(216a) Evaporation-Driven Fluid Flow Enhances Sensitivity of An In Vitro Influenza Virus Drug-Susceptibility Assay

Influenza
A in the United States causes around 36,000 annual deaths and $10 billion in economic
losses.  Rapid evolution through multiple mechanisms leads to periodic novel strains
with elevated virulence, transmissibility, and/or drug resistance.  Although
vaccination is the primary public health measure designed to fight influenza,
antiviral drugs are very important and effective for individual cases of
elevated risk or compromised immune system.  The traditional ?plaque reduction
assay? can be used to quantify the ability of drug to inhibit virus spread in infected
cell culture monolayers under agar, which inhibits convection flows.  Because
there are no flows in this assay, the virus spreads only to neighboring cells. 

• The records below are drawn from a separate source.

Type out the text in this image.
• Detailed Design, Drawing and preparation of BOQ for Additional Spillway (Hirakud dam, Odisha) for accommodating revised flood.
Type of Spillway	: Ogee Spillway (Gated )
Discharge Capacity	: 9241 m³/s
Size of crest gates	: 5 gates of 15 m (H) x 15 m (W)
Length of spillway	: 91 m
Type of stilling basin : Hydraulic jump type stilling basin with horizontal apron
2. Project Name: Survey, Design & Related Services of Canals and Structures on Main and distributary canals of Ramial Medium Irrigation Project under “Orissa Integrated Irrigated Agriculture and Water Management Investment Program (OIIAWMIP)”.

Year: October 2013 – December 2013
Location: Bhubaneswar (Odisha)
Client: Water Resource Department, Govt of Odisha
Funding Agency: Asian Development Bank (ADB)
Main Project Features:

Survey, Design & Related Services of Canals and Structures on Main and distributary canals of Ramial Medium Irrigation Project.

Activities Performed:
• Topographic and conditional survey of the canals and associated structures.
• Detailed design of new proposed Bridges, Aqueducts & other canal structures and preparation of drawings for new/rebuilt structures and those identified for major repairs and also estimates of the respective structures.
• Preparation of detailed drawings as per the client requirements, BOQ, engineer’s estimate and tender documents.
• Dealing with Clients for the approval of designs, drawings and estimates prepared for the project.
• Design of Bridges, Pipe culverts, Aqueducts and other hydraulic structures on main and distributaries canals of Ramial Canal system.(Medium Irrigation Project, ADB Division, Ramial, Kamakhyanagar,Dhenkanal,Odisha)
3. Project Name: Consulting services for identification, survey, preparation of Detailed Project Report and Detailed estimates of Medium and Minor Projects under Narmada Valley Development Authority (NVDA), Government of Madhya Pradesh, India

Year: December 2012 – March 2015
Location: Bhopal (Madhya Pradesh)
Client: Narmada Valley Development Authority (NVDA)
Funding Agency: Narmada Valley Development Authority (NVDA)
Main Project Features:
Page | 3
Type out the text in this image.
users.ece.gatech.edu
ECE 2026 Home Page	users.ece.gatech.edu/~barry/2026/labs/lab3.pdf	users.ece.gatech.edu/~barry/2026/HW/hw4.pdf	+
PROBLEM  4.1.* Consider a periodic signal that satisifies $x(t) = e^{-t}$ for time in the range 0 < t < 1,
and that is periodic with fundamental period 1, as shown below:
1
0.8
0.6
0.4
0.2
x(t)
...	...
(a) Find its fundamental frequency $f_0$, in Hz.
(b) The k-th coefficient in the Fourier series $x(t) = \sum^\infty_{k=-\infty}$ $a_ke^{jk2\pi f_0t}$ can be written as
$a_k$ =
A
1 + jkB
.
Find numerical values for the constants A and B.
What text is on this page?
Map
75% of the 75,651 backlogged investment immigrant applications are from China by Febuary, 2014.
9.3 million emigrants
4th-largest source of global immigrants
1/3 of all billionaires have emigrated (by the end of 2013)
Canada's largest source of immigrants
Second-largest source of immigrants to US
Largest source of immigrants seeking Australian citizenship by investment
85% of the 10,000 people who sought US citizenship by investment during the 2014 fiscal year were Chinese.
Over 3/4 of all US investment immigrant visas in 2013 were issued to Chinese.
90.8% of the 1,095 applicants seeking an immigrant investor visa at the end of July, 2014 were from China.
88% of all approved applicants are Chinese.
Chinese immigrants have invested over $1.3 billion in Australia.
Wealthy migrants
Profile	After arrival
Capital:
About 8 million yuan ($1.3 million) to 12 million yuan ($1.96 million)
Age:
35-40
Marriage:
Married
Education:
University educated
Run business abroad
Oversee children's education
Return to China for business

These circular plaques are counted, and the effectiveness of the drug is
quantified as the ability to inhibit plaque formation.  Modifying this assay by
culturing infections under liquid media rather than agar gel so that spontaneous
natural convection flows arising within the fluid spread the infections in
comet-like patterns radiating outward from the center of the plate.  By
leveraging these spontaneous flows and quantifying comet area rather than
simple counts, we have reduced assay time and increased the drug-sensitivity by
an order of magnitude relative to the plaque reduction assay. 

We
have also shown that the morphology of the comets depends strongly on the relative
humidity level during incubation, providing evidence that the driving force
behind the spontaneous flows arising in culture wells arise from evaporative
cooling at the air-liquid interface.  By confocal imaging of a
temperature-sensitive dye solution, we characterized the three dimensional
temperature profile within the fluid and predicted the resulting flow patterns
using computational fluid dynamics.  The improved sensitivity of flow-enhanced
assays allows drug sensitivity assays or screens to be performed with lower
drug concentrations, minimizing the toxicity to cells.  In addition, other
groups conducting in vitro biological assays should be aware of flow
patterns in wells and the affects of small changes in relative humidity.